Brooklyn College and Graduate Center, CUNY, New York, NY, USA.
Stockholm University, Stockholm, Sweden.
Psychon Bull Rev. 2020 Dec;27(6):1166-1194. doi: 10.3758/s13423-020-01749-0.
We present a new mathematical formulation of associative learning focused on non-human animals, which we call A-learning. Building on current animal learning theory and machine learning, A-learning is composed of two learning equations, one for stimulus-response values and one for stimulus values (conditioned reinforcement). A third equation implements decision-making by mapping stimulus-response values to response probabilities. We show that A-learning can reproduce the main features of: instrumental acquisition, including the effects of signaled and unsignaled non-contingent reinforcement; Pavlovian acquisition, including higher-order conditioning, omission training, autoshaping, and differences in form between conditioned and unconditioned responses; acquisition of avoidance responses; acquisition and extinction of instrumental chains and Pavlovian higher-order conditioning; Pavlovian-to-instrumental transfer; Pavlovian and instrumental outcome revaluation effects, including insight into why these effects vary greatly with training procedures and with the proximity of a response to the reinforcer. We discuss the differences between current theory and A-learning, such as its lack of stimulus-stimulus and response-stimulus associations, and compare A-learning with other temporal-difference models from machine learning, such as Q-learning, SARSA, and the actor-critic model. We conclude that A-learning may offer a more convenient view of associative learning than current mathematical models, and point out areas that need further development.

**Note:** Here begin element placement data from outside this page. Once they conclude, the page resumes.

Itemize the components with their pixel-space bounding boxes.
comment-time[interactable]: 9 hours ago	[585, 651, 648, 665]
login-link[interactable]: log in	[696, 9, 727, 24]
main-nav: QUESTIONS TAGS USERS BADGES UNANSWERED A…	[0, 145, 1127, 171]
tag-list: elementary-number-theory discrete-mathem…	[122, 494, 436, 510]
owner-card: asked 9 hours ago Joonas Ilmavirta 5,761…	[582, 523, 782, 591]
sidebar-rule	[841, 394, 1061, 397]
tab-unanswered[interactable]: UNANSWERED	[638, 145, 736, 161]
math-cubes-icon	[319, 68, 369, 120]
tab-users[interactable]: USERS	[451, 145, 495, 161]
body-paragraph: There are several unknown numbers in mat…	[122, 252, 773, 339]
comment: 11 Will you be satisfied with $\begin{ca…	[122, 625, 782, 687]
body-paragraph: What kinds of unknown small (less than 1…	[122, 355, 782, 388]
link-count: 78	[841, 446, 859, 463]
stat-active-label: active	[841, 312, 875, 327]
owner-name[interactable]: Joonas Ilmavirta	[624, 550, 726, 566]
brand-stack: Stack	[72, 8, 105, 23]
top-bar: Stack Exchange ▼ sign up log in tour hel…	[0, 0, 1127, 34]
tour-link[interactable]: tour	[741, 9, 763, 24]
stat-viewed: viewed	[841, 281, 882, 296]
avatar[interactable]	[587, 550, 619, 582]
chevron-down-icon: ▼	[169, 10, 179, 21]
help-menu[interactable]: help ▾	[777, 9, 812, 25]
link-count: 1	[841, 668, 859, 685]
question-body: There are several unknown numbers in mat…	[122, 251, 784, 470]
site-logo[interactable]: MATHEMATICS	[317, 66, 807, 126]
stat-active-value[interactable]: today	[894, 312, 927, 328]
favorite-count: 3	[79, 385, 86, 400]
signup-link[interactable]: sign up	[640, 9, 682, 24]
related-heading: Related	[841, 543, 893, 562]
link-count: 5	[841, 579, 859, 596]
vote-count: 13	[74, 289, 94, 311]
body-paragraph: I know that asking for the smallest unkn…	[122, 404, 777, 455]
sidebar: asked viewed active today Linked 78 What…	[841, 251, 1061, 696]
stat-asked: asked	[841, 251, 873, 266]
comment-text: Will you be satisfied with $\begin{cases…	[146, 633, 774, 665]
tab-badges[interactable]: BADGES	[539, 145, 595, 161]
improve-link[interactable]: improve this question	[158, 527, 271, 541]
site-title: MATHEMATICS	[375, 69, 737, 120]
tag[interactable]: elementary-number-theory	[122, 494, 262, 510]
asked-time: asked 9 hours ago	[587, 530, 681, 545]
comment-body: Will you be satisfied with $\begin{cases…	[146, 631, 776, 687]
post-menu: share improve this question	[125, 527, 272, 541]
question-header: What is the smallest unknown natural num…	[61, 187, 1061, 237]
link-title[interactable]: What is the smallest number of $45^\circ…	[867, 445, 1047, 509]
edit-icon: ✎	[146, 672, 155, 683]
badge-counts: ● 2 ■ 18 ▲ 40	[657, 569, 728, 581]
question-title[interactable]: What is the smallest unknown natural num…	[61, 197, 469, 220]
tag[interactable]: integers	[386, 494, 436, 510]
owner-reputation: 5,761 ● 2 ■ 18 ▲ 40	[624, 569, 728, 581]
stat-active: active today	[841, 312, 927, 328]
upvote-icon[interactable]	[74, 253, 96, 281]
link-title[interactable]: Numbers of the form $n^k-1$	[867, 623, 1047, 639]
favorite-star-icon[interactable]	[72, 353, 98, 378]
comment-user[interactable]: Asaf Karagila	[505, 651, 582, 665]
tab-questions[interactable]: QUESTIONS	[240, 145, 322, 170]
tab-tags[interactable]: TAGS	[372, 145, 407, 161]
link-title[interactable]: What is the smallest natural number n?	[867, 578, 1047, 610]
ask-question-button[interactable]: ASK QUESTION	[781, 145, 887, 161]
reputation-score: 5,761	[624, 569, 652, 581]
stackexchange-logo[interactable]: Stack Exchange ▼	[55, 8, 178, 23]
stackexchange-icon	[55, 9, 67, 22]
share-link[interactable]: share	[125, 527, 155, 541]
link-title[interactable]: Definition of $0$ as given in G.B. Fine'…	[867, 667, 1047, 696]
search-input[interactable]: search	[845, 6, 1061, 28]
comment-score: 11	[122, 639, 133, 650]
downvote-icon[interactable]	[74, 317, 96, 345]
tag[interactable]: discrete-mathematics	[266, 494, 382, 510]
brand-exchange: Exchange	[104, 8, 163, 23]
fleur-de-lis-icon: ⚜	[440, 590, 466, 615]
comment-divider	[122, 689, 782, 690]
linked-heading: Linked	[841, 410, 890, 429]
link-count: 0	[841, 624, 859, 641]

我们提出了一种新的关注非人类动物的联想学习的数学公式,我们称之为 A 学习。基于当前的动物学习理论和机器学习,A 学习由两个学习方程组成,一个用于刺激-反应值,一个用于刺激值(条件强化)。第三个方程通过将刺激-反应值映射到反应概率来实现决策。我们表明,A 学习可以再现以下主要特征:
工具性获取,包括信号和非信号非偶然强化的影响;
巴甫洛夫式获取,包括高级条件作用、省略训练、自动塑造以及条件反应和非条件反应之间的形式差异;
回避反应的获取;
工具性连锁和巴甫洛夫高级条件作用的获取和消退;
巴甫洛夫到工具性的转移;
巴甫洛夫和工具性结果再评价效应,包括深入了解为什么这些效应与训练程序以及反应与强化物的接近程度有很大差异。
我们讨论了当前理论与 A 学习之间的差异,例如它缺乏刺激-刺激和反应-刺激的关联,并将 A 学习与机器学习中的其他时间差分模型(如 Q 学习、SARSA 和行为-评价模型)进行了比较。我们得出结论,与当前的数学模型相比,A 学习可能提供了一种更方便的联想学习观点,并指出了需要进一步发展的领域。